Multiresolution Schemes for the Reactive Euler Equations

We present multiresolution (MR) schemes for the efficient numerical solution of the one-dimensional system of the reactive Euler equations, which has possibly stiff source terms. The original version of the method was developed by A. Harten (1995, Comm. Pure Appl. Math. 48(12), 1305) for homogeneous hyperbolic conservation laws. By computing the cell average MR-representation of the solution, we obtain much information about the solution's regularity. This description of smoothness is then used to reduce the number of direct flux computations as well as the expensive high-order ENO (essentially nonoscillatory) reconstruction both of which are now performed only near discontinuities.
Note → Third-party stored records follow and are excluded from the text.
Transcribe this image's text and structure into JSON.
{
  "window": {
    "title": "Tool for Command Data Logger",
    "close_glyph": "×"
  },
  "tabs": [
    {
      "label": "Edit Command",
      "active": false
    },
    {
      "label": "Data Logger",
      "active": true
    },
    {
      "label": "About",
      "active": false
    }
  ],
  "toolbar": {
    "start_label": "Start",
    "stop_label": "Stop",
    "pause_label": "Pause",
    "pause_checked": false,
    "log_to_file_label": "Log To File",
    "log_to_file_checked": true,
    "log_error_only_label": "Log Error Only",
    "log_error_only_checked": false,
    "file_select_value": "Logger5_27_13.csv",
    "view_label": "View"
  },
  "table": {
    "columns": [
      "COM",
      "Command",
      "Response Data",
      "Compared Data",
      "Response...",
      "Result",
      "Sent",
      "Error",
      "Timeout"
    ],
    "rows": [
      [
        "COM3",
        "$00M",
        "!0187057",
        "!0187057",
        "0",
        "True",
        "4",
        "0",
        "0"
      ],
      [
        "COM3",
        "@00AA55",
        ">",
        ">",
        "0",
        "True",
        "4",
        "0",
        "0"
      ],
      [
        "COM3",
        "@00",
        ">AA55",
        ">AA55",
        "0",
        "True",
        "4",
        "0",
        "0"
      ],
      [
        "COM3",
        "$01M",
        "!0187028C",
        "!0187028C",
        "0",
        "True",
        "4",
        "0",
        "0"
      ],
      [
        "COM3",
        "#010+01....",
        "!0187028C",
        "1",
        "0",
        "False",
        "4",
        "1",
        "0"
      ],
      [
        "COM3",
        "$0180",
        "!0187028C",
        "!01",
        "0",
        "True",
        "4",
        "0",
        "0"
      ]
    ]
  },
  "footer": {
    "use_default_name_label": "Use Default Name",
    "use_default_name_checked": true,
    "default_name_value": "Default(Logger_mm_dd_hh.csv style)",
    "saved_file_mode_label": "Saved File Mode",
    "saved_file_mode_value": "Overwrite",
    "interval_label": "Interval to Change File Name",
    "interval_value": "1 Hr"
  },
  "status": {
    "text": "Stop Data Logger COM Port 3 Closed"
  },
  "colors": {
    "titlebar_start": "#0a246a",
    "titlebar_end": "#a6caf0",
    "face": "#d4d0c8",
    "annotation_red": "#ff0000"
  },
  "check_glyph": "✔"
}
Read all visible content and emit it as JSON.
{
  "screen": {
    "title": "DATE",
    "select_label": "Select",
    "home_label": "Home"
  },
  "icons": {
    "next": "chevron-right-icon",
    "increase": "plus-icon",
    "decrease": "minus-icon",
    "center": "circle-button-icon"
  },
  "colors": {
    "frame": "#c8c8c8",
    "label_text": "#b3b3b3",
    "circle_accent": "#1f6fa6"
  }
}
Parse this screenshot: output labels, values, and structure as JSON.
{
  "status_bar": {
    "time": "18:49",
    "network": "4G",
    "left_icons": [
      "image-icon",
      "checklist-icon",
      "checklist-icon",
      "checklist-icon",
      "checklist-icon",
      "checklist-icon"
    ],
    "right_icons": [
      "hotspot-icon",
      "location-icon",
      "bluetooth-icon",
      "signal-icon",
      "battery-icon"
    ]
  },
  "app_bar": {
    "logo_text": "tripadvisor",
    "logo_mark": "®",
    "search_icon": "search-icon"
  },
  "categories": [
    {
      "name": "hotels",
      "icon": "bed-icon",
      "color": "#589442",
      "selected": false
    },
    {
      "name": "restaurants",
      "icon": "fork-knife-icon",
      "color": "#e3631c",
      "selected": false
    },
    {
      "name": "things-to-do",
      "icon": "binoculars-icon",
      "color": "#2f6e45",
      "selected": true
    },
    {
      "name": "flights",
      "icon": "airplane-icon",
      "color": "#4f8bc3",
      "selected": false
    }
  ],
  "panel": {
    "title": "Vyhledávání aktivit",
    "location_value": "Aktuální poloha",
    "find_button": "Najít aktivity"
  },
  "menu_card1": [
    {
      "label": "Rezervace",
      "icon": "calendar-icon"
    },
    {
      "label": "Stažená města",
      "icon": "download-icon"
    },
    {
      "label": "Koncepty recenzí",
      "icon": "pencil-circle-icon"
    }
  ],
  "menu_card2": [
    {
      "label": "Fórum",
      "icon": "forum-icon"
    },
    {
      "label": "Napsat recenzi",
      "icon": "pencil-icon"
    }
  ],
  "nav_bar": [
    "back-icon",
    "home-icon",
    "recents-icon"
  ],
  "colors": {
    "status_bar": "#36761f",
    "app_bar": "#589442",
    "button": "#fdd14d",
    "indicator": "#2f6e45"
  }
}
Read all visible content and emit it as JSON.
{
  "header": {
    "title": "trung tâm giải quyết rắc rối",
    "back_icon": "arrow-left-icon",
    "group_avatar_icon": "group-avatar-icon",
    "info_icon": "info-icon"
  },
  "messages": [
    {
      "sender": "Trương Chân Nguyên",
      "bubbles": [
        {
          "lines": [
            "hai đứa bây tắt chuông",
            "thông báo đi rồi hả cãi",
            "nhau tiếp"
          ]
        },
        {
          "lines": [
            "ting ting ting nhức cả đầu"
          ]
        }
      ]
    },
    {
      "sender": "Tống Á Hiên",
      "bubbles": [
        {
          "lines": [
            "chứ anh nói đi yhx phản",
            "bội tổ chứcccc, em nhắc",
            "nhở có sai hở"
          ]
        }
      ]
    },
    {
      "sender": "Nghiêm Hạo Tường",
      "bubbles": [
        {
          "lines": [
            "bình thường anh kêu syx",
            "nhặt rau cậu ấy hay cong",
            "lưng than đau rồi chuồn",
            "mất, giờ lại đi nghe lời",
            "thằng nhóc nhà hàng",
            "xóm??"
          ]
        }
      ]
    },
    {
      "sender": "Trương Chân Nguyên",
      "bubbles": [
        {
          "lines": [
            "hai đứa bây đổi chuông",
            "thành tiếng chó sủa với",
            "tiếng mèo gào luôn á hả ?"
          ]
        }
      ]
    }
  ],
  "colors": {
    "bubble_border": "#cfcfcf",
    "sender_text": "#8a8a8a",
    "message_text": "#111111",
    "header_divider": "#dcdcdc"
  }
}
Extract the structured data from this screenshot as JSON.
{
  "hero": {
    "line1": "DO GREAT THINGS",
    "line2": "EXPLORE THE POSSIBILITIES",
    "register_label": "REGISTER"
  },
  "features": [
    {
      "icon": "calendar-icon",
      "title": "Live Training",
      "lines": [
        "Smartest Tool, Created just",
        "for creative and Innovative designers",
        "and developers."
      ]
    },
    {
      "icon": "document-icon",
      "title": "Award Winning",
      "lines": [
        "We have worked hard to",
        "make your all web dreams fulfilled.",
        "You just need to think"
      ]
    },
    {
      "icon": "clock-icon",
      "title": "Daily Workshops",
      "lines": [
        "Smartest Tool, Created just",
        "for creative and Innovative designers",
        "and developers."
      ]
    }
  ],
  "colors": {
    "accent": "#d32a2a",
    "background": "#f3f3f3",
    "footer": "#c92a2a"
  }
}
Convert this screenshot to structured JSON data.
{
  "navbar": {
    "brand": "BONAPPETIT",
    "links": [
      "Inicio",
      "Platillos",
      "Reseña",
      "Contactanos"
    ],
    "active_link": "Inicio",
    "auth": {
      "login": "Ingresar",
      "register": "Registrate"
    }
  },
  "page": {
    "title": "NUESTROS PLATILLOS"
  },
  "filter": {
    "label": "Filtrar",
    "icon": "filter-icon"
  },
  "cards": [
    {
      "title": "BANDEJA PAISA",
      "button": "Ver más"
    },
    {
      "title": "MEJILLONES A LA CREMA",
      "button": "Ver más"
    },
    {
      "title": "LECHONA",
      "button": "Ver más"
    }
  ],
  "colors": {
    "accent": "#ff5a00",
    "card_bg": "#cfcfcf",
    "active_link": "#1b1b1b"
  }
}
Thereby, the numerical solution procedure becomes considerably more efficient. In the present case of the reactive Euler equations, the average efficiency factor measured by counting the number of actual flux computations ranges from about 5 to 12. This is on the same order of, and in some cases comes reasonably close to, actual speed-up factors obtained by code timings, which were between 3 to 5. The MR overhead rate was about 10% for the ENO and 36% for TVD schemes, respectively. The quality of the solution is shown to be the same as that of the finest grid. Detailed numerical and performance results are shown for up to fourth-order accuracy, for source terms ranging from moderate to extremely stiff.